É difícil prever o que acontecerá numa sociedade acostumada a crescer 10% ao ano se, de repente, o bolo crescer pouco. Mas essa incerteza provavelmente é o que levou o presidente Xi Jinping a alertar para o risco de um “cisne negro” em um pronunciamento recente. A expressão refere-se a eventos inesperados de grandes proporções.
Estratégia de Big Data
Por décadas a China alertou contra a teoria da Evolução Pacífica, uma crença de que o Ocidente, principalmente os Estados Unidos, estariam tentando transformar gradualmente o sistema socialista da China via meios pacíficos.
O Ocidente, diz a tese, faria isso espalhando ideias políticas e estilos de vida ocidentais e incitando o descontentamento, encorajando grupos a se mobilizar e a enfrentar o Partido Comunista.
A ansiedade é um reflexo do trauma sofrido pela China ao assistir o colapso da União Soviética, em 1991. A cautela da China com a teoria da Evolução Pacífica posteriormente se transformou em vigilância contra a ameaça mais iminente das revoluções coloridas.

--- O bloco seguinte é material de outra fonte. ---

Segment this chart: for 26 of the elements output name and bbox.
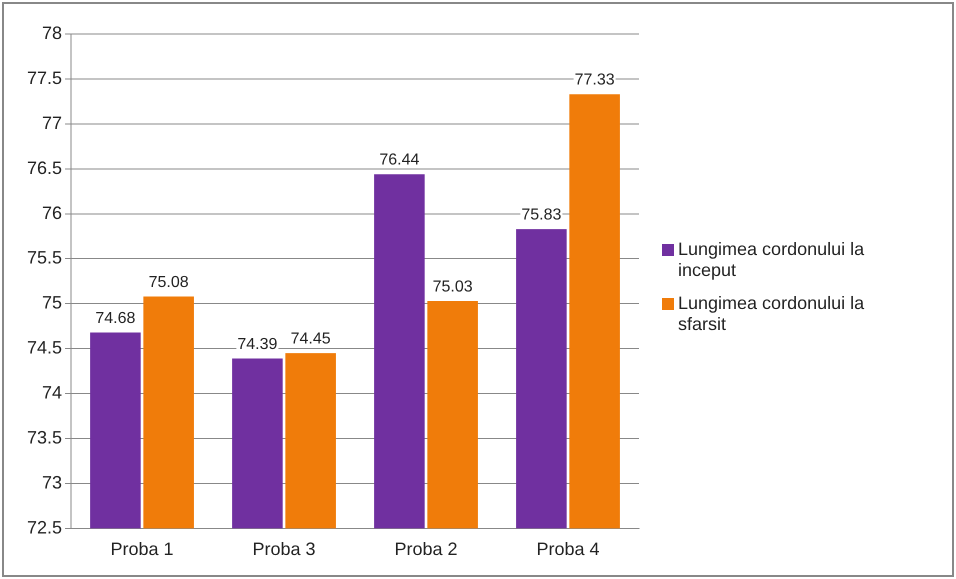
- y-tick-label: 74.5: [26, 338, 62, 358]
- y-tick-label: 74: [42, 382, 62, 403]
- data-label: 77.33: [574, 72, 615, 89]
- data-label: 74.68: [95, 310, 136, 327]
- y-tick-label: 76: [42, 202, 62, 223]
- x-tick-label: Proba 2: [394, 539, 458, 560]
- y-tick-label: 77.5: [26, 68, 62, 88]
- y-tick-label: 76.5: [26, 158, 62, 178]
- legend-label: Lungimea cordonului la inceput: [678, 239, 866, 281]
- y-tick-label: 73: [42, 472, 62, 492]
- data-label: 75.08: [148, 274, 189, 291]
- data-label: 74.39: [237, 336, 278, 353]
- data-label: 75.03: [432, 278, 473, 296]
- data-label: 75.83: [521, 206, 562, 224]
- y-tick-label: 75.5: [26, 248, 62, 268]
- legend-label: Lungimea cordonului la sfarsit: [678, 293, 866, 335]
- data-label: 76.44: [379, 152, 420, 169]
- data-label: 74.45: [290, 330, 331, 348]
- y-tick-label: 75: [42, 292, 62, 313]
- x-tick-label: Proba 1: [110, 539, 174, 560]
- x-tick-label: Proba 3: [252, 539, 316, 560]
- y-tick-label: 72.5: [26, 517, 62, 538]
- x-tick-label: Proba 4: [536, 539, 600, 560]
- y-tick-label: 77: [42, 112, 62, 133]
- y-tick-label: 73.5: [26, 427, 62, 448]
- y-tick-label: 78: [42, 22, 62, 43]
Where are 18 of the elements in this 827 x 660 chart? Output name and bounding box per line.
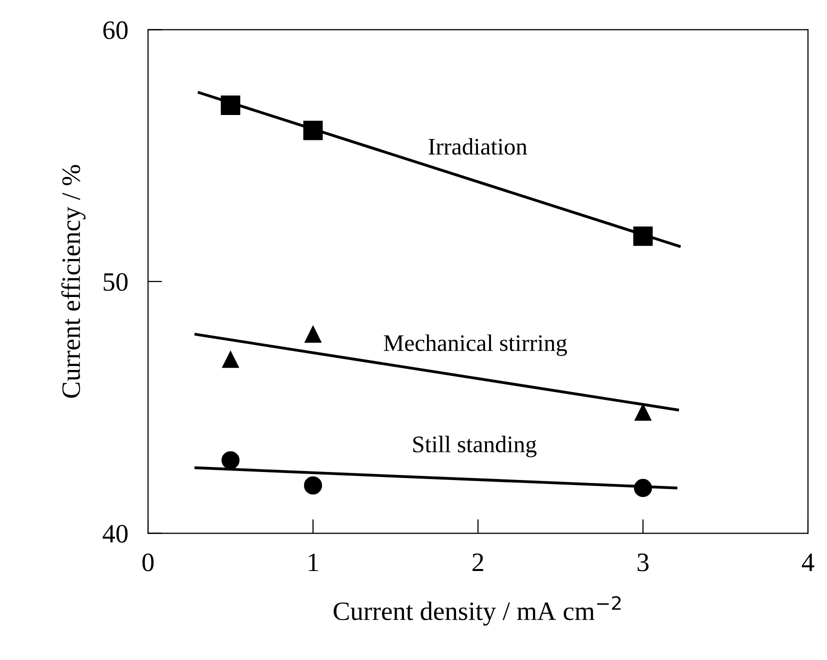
series-label: Mechanical stirring [384,334,567,356]
y-tick-label: 40 [102,524,128,543]
point [222,351,239,368]
x-tick-label: 4 [802,554,814,572]
point [304,476,322,494]
point [634,404,652,421]
point [222,451,240,470]
x-axis-title: Current density / mA cm$^{−2}$ [334,596,621,626]
x-tick-label: 0 [142,553,154,572]
series-label: Irradiation [428,138,528,155]
y-tick-label: 50 [104,273,128,291]
x-tick-label: 2 [472,554,484,572]
x-tick-label: 3 [638,554,649,572]
x-tick-label: 1 [308,554,318,572]
y-axis-title: Current efficiency / % [61,165,86,398]
series-label: Still standing [413,436,537,458]
y-tick-label: 60 [103,21,128,40]
point [304,326,322,343]
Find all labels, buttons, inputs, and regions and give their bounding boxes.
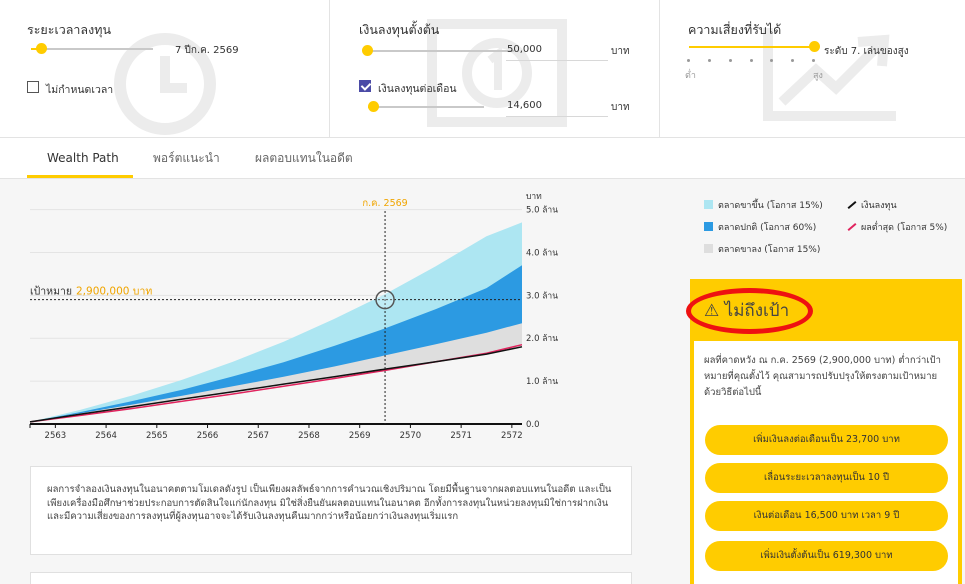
tab-recommended-portfolio[interactable]: พอร์ตแนะนำ bbox=[153, 151, 220, 165]
legend-invest-label: เงินลงทุน bbox=[861, 201, 897, 211]
y-tick-label: 5.0 ล้าน bbox=[526, 205, 558, 216]
legend-worst-label: ผลต่ำสุด (โอกาส 5%) bbox=[861, 223, 948, 233]
monthly-checkbox[interactable] bbox=[359, 80, 371, 92]
risk-level-dot[interactable] bbox=[770, 59, 774, 62]
x-tick-label: 2564 bbox=[95, 431, 117, 441]
legend-swatch-worst bbox=[847, 223, 857, 231]
risk-level-dot[interactable] bbox=[791, 59, 795, 62]
tab-past-returns[interactable]: ผลตอบแทนในอดีต bbox=[255, 151, 353, 165]
tab-wealth-path[interactable]: Wealth Path bbox=[27, 138, 133, 178]
clock-icon bbox=[113, 32, 217, 136]
legend-bear-label: ตลาดขาลง (โอกาส 15%) bbox=[718, 245, 821, 255]
series-invest-line bbox=[29, 346, 523, 423]
risk-slider-handle[interactable] bbox=[809, 41, 820, 52]
risk-level-dot[interactable] bbox=[707, 59, 711, 62]
risk-low-label: ต่ำ bbox=[685, 71, 696, 81]
monthly-slider[interactable] bbox=[368, 101, 484, 112]
risk-slider[interactable] bbox=[689, 41, 820, 52]
tab-bar: Wealth Path พอร์ตแนะนำ ผลตอบแทนในอดีต bbox=[0, 138, 965, 179]
x-tick-label: 2568 bbox=[298, 431, 320, 441]
y-tick-label: 3.0 ล้าน bbox=[526, 290, 558, 301]
no-limit-checkbox[interactable] bbox=[27, 81, 39, 93]
y-tick-label: 0.0 bbox=[526, 420, 540, 430]
risk-high-label: สูง bbox=[813, 71, 823, 81]
target-value-label: 2,900,000 บาท bbox=[76, 286, 152, 298]
x-tick-label: 2566 bbox=[197, 431, 219, 441]
initial-slider-handle[interactable] bbox=[362, 45, 373, 56]
info-box bbox=[30, 572, 632, 584]
x-tick-label: 2563 bbox=[45, 431, 67, 441]
result-body: ผลที่คาดหวัง ณ ก.ค. 2569 (2,900,000 บาท)… bbox=[694, 341, 958, 584]
initial-value-input[interactable]: 50,000 bbox=[507, 44, 542, 55]
target-label: เป้าหมาย bbox=[30, 286, 72, 298]
monthly-unit: บาท bbox=[611, 102, 630, 113]
duration-slider-handle[interactable] bbox=[36, 43, 47, 54]
highlight-circle bbox=[686, 288, 813, 334]
wealth-path-chart: 0.0 1.0 ล้าน 2.0 ล้าน 3.0 ล้าน 4.0 ล้าน 5.0 ล… bbox=[29, 192, 558, 441]
result-message: ผลที่คาดหวัง ณ ก.ค. 2569 (2,900,000 บาท)… bbox=[704, 355, 941, 398]
x-tick-label: 2570 bbox=[400, 431, 422, 441]
legend-bull-label: ตลาดขาขึ้น (โอกาส 15%) bbox=[718, 201, 823, 211]
suggestion-extend-duration-button[interactable]: เลื่อนระยะเวลาลงทุนเป็น 10 ปี bbox=[705, 463, 948, 493]
banknote-icon bbox=[426, 18, 568, 128]
result-header: ⚠ ไม่ถึงเป้า bbox=[686, 279, 962, 341]
x-tick-label: 2571 bbox=[450, 431, 472, 441]
duration-panel: ระยะเวลาลงทุน 7 ปีก.ค. 2569 ไม่กำหนดเวลา bbox=[0, 0, 330, 138]
legend-swatch-invest bbox=[847, 201, 857, 209]
trend-chart-icon bbox=[760, 24, 900, 124]
x-tick-label: 2569 bbox=[349, 431, 371, 441]
disclaimer-text: ผลการจำลองเงินลงทุนในอนาคตตามโมเดลดังรูป… bbox=[47, 484, 612, 522]
y-tick-label: 1.0 ล้าน bbox=[526, 376, 558, 387]
disclaimer-box: ผลการจำลองเงินลงทุนในอนาคตตามโมเดลดังรูป… bbox=[30, 466, 632, 555]
no-limit-label: ไม่กำหนดเวลา bbox=[46, 84, 114, 96]
initial-unit: บาท bbox=[611, 46, 630, 57]
amount-panel: เงินลงทุนตั้งต้น 50,000 บาท เงินลงทุนต่อ… bbox=[330, 0, 660, 138]
initial-value-underline bbox=[506, 60, 608, 61]
risk-panel: ความเสี่ยงที่รับได้ ระดับ 7. เล่นของสูง … bbox=[660, 0, 965, 138]
suggestion-increase-initial-button[interactable]: เพิ่มเงินตั้งต้นเป็น 619,300 บาท bbox=[705, 541, 948, 571]
duration-slider[interactable] bbox=[31, 43, 153, 54]
legend-swatch-normal bbox=[704, 222, 713, 231]
risk-slider-fill bbox=[689, 46, 814, 48]
risk-level-dot[interactable] bbox=[812, 59, 815, 62]
duration-title: ระยะเวลาลงทุน bbox=[27, 22, 111, 37]
axis-unit-label: บาท bbox=[526, 192, 542, 202]
monthly-slider-handle[interactable] bbox=[368, 101, 379, 112]
legend-swatch-bear bbox=[704, 244, 713, 253]
risk-level-dot[interactable] bbox=[749, 59, 753, 62]
chart-legend: ตลาดขาขึ้น (โอกาส 15%) เงินลงทุน ตลาดปกต… bbox=[703, 195, 965, 255]
monthly-value-underline bbox=[506, 116, 608, 117]
legend-normal-label: ตลาดปกติ (โอกาส 60%) bbox=[718, 223, 817, 233]
x-tick-label: 2567 bbox=[247, 431, 269, 441]
x-tick-label: 2565 bbox=[146, 431, 168, 441]
input-panel: ระยะเวลาลงทุน 7 ปีก.ค. 2569 ไม่กำหนดเวลา… bbox=[0, 0, 965, 138]
content-area: 0.0 1.0 ล้าน 2.0 ล้าน 3.0 ล้าน 4.0 ล้าน 5.0 ล… bbox=[0, 179, 965, 584]
monthly-value-input[interactable]: 14,600 bbox=[507, 100, 542, 111]
risk-title: ความเสี่ยงที่รับได้ bbox=[688, 22, 782, 37]
risk-level-dot[interactable] bbox=[687, 59, 690, 62]
legend-swatch-bull bbox=[704, 200, 713, 209]
y-tick-label: 2.0 ล้าน bbox=[526, 333, 558, 344]
y-tick-label: 4.0 ล้าน bbox=[526, 247, 558, 258]
suggestion-monthly-and-years-button[interactable]: เงินต่อเดือน 16,500 บาท เวลา 9 ปี bbox=[705, 501, 948, 531]
risk-value: ระดับ 7. เล่นของสูง bbox=[824, 46, 909, 57]
result-card: ⚠ ไม่ถึงเป้า ผลที่คาดหวัง ณ ก.ค. 2569 (2… bbox=[686, 279, 962, 584]
marker-date-label: ก.ค. 2569 bbox=[362, 198, 407, 209]
risk-level-dot[interactable] bbox=[728, 59, 732, 62]
initial-slider[interactable] bbox=[362, 45, 514, 56]
target-marker[interactable] bbox=[375, 289, 395, 310]
suggestion-increase-monthly-button[interactable]: เพิ่มเงินลงต่อเดือนเป็น 23,700 บาท bbox=[705, 425, 948, 455]
monthly-label: เงินลงทุนต่อเดือน bbox=[378, 83, 457, 95]
duration-value: 7 ปีก.ค. 2569 bbox=[175, 45, 239, 56]
x-tick-label: 2572 bbox=[501, 431, 523, 441]
initial-title: เงินลงทุนตั้งต้น bbox=[359, 22, 440, 37]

No discurso de janeiro, o chefe de polícia, Zhao Kezhi, falou sobre como evitar uma revolução colorida. A polícia vai empregar uma “estratégia de Big Data”, disse ele, e usar tecnologia digital de ponta.
Na China, já aconteceu de um criminoso procurado pela Justiça ser presos num grande show de música. Câmeras de vigilância instaladas nas arenas e outros espaços públicos permitem o uso de sistemas de reconhecimento facial. O mesmo sistema monitora hóspedes que chegam a hotéis.
Supremacia tecnológica
Essa estratégia de Big Data é viabilizada por empresas de tecnologia como a Hikvision Digital Technology e Hytera Communications. Sediada em Hangzhou, a Hikvision é a maior fabricante de câmeras de vigilância do mundo, enquanto a Hytera, sediada em Shenzhen, é uma grande fabricante de equipamentos de rádio e sistemas de rádio para a polícia.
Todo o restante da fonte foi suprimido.